Il Presidente della Regione, Renato Schifani, ha agito d’urgenza per isolare l’amministrazione dagli effetti dell’indagine. Sono scattate le prime, inevitabili, decisioni:

  • Sospensione e revoca degli incarichi per gli indagati con ruoli pubblici, tra cui l’ex dirigente generale del Dipartimento Famiglia, Maria Letizia Di Liberti, e il direttore generale del Consorzio di bonifica della Sicilia occidentale, Giovanni Tomasino.
  • Presa d’atto dell’auto-sospensione dell’ex direttore generale dell’Asp di Siracusa, Alessandro Caltagirone, con avvio del commissariamento.
  • Rimozione di Vito Raso, capo della segreteria particolare dell’assessore Nuccia Albano (quota DC).

Queste mosse, tuttavia, potrebbero essere solo l’inizio. In base all’esito degli interrogatori della prossima settimana, Schifani potrebbe essere costretto a decisioni più drastiche. Nel centrodestra si fa ormai strada un’unica ipotesi per evitare il collasso della legislatura, a due anni dalle regionali: l’azzeramento totale della giunta e la formazione di un nuovo esecutivo, che potrebbe includere anche profili tecnici, per arrivare a fine mandato.

La crisi degli alleati e la fuga dal partito

L’imbarazzo tra gli alleati è palpabile e si è già trasformato in azione politica. Raffaele Lombardo, storico rivale di Cuffaro e azionista pesante del governo Schifani, ha rotto gli indugi, annunciando che non parteciperà più alle riunioni di maggioranza.

Gelo assoluto da Fratelli d’Italia e dalla Lega. Con loro, Cuffaro stava definendo un’alleanza per liste comuni alle prossime elezioni politiche: un accordo che, alla luce degli eventi, è ormai considerato archiviato.

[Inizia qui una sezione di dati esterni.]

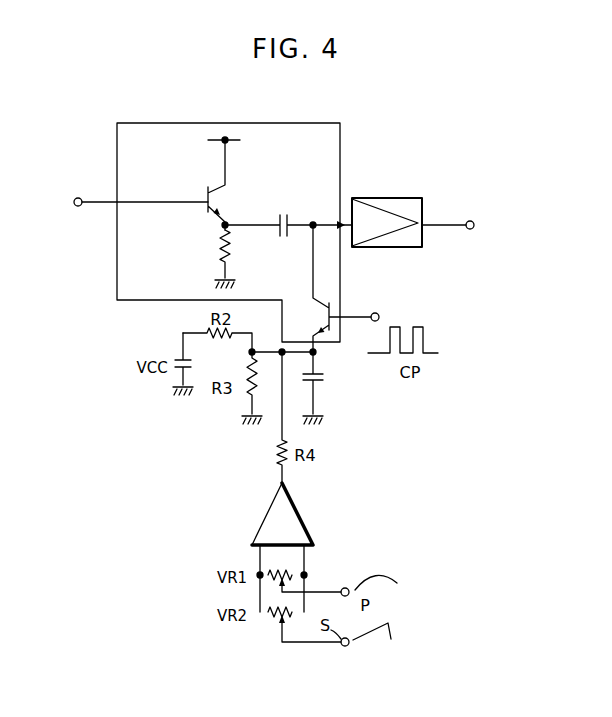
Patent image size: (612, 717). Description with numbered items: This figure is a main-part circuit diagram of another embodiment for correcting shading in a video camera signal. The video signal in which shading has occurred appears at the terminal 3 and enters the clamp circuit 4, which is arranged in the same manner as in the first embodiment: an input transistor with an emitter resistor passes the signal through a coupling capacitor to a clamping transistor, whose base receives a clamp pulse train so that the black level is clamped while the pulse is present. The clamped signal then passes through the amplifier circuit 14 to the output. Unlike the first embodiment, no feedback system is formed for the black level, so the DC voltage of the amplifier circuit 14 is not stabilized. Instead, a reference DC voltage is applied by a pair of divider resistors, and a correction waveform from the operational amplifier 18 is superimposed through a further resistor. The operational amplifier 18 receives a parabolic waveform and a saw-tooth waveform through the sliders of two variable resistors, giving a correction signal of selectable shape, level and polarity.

The terminal 3 is at (78, 207).
The clamp circuit 4 is at (330, 144).
The amplifier circuit 14 is at (384, 198).
The operational amplifier 18 is at (297, 510).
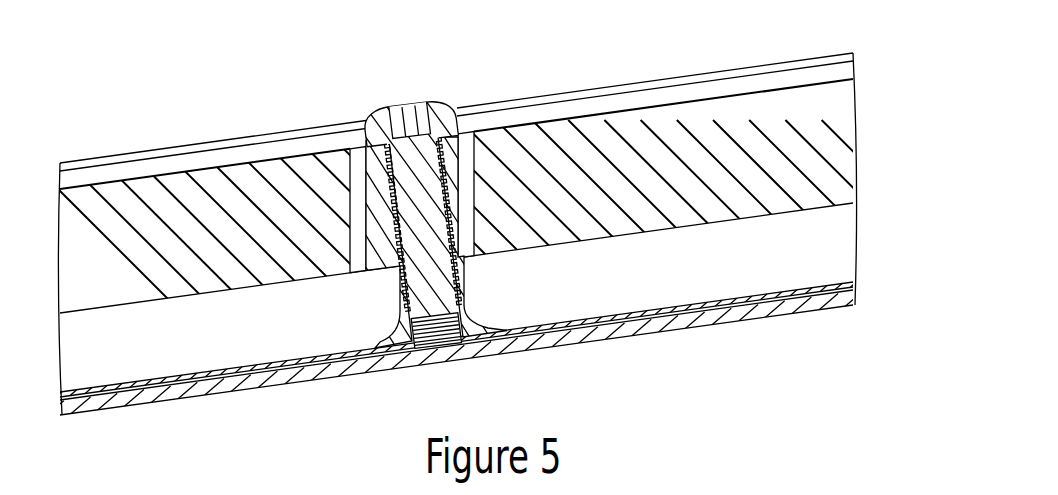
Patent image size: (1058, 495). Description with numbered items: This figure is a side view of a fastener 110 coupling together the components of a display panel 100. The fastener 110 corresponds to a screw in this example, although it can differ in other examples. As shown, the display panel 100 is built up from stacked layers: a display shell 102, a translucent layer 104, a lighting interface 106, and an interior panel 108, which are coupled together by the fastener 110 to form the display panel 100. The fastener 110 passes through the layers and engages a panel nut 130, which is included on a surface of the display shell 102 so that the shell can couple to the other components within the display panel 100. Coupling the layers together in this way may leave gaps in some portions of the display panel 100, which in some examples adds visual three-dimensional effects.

The display panel 100 is at (130, 95).
The display shell 102 is at (795, 307).
The translucent layer 104 is at (833, 250).
The lighting interface 106 is at (820, 202).
The interior panel 108 is at (855, 95).
The fastener 110 is at (433, 88).
The panel nut 130 is at (490, 303).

All’interno della Democrazia Cristiana si profila un’implosione. Il partito è pronto ad azzerare i vertici per fronteggiare l’urto, ma si teme un’emorragia. La “nuova guardia” di dirigenti, che aveva scommesso sul progetto di rinnovamento, è la prima a preparare l’uscita di massa, segnando forse la fine del tentativo di Cuffaro di tornare protagonista dopo aver scontato la condanna per favoreggiamento alla mafia (la cui interdizione perpetua dai pubblici uffici era stata dichiarata estinta appena tre anni fa).

Il fronte giudiziario: il caso delle “soffiate”

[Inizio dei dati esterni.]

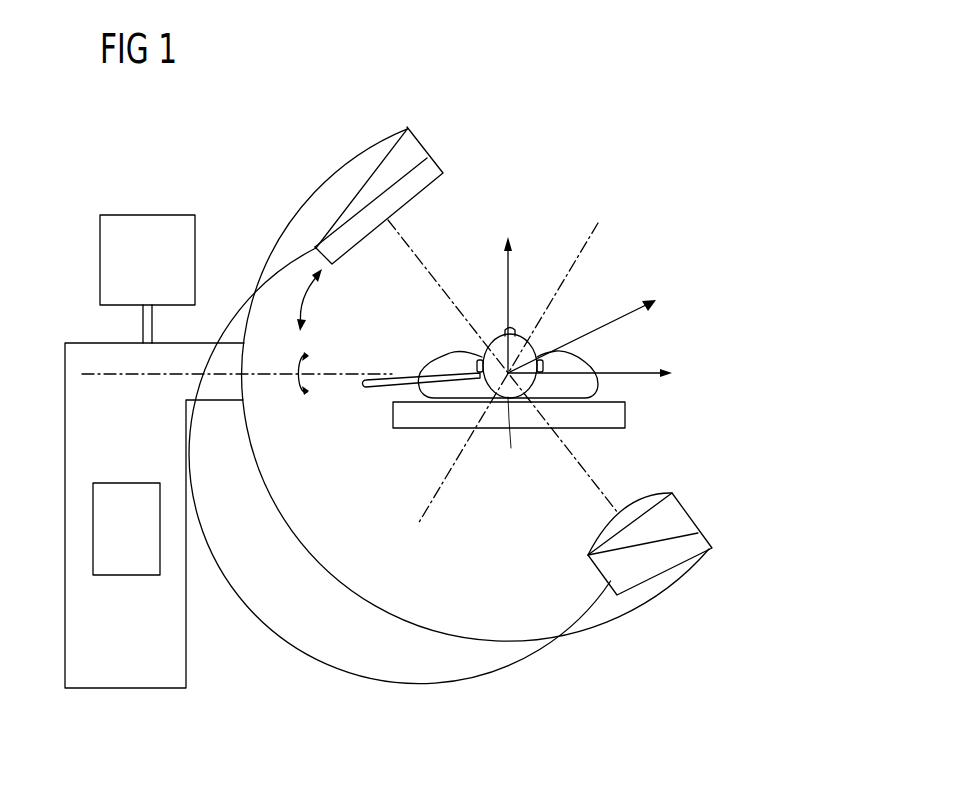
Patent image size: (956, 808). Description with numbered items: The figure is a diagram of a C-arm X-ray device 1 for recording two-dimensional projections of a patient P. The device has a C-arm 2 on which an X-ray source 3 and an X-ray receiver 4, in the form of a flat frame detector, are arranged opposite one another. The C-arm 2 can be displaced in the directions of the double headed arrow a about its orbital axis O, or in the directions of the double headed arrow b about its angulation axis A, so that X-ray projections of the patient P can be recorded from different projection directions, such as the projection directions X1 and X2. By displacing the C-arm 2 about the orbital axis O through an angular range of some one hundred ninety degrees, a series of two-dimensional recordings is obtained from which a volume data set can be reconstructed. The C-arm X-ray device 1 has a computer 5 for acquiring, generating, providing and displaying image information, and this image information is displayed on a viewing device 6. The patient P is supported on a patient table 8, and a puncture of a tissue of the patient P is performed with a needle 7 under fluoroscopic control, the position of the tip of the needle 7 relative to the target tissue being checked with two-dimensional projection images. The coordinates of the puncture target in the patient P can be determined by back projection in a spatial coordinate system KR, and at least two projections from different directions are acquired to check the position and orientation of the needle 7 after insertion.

The C-arm X-ray device 1 is at (749, 239).
The C-arm 2 is at (455, 622).
The X-ray source 3 is at (674, 516).
The X-ray receiver 4 is at (430, 172).
The computer 5 is at (147, 540).
The viewing device 6 is at (130, 226).
The needle 7 is at (397, 376).
The patient table 8 is at (615, 412).
The angulation axis A is at (203, 374).
The double headed arrow a is at (306, 297).
The double headed arrow b is at (308, 377).
The patient P is at (575, 367).
The spatial coordinate system KR is at (525, 342).
The projection direction X1 is at (523, 373).
The projection direction X2 is at (503, 366).
The orbital axis O is at (508, 427).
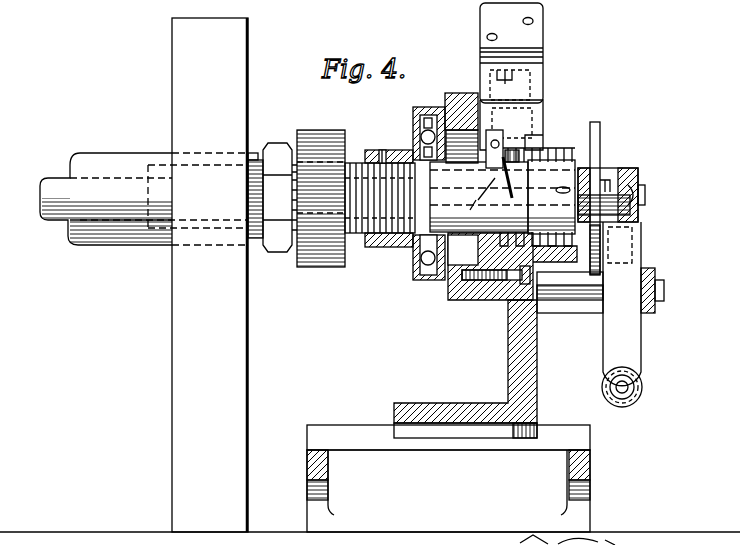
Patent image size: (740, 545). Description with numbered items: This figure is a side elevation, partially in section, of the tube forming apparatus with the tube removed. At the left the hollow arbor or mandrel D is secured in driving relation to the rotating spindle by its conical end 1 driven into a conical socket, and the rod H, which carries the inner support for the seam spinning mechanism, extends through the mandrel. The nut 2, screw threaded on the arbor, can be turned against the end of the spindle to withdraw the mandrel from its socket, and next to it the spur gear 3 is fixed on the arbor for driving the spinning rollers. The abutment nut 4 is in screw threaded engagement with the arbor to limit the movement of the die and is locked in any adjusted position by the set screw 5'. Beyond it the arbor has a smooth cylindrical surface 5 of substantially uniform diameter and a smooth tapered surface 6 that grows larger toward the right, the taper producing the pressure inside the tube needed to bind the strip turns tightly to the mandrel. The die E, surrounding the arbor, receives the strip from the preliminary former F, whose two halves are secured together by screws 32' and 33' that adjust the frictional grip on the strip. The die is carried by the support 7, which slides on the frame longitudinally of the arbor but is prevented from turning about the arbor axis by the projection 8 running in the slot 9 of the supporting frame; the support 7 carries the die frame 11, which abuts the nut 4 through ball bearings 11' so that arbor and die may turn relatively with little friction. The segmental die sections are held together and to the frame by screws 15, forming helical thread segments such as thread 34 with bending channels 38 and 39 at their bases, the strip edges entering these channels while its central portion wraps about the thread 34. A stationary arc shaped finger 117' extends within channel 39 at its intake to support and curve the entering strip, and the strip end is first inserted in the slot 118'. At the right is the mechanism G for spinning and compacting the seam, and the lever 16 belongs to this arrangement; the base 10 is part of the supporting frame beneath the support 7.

Mentre la politica cerca una via d’uscita, l’inchiesta prosegue su un filone parallelo e altrettanto delicato: quello delle fughe di notizie. Il tenente colonnello dei carabinieri, Stefano Palminteri, indagato per rivelazione di notizie riservate, è stato ascoltato dal GIP e ha respinto ogni addebito. L’accusa ipotizza che abbia cercato un contatto con Cuffaro, tramite l’ex legale del politico, promettendo informazioni su indagini in corso in cambio di un aiuto lavorativo per la moglie.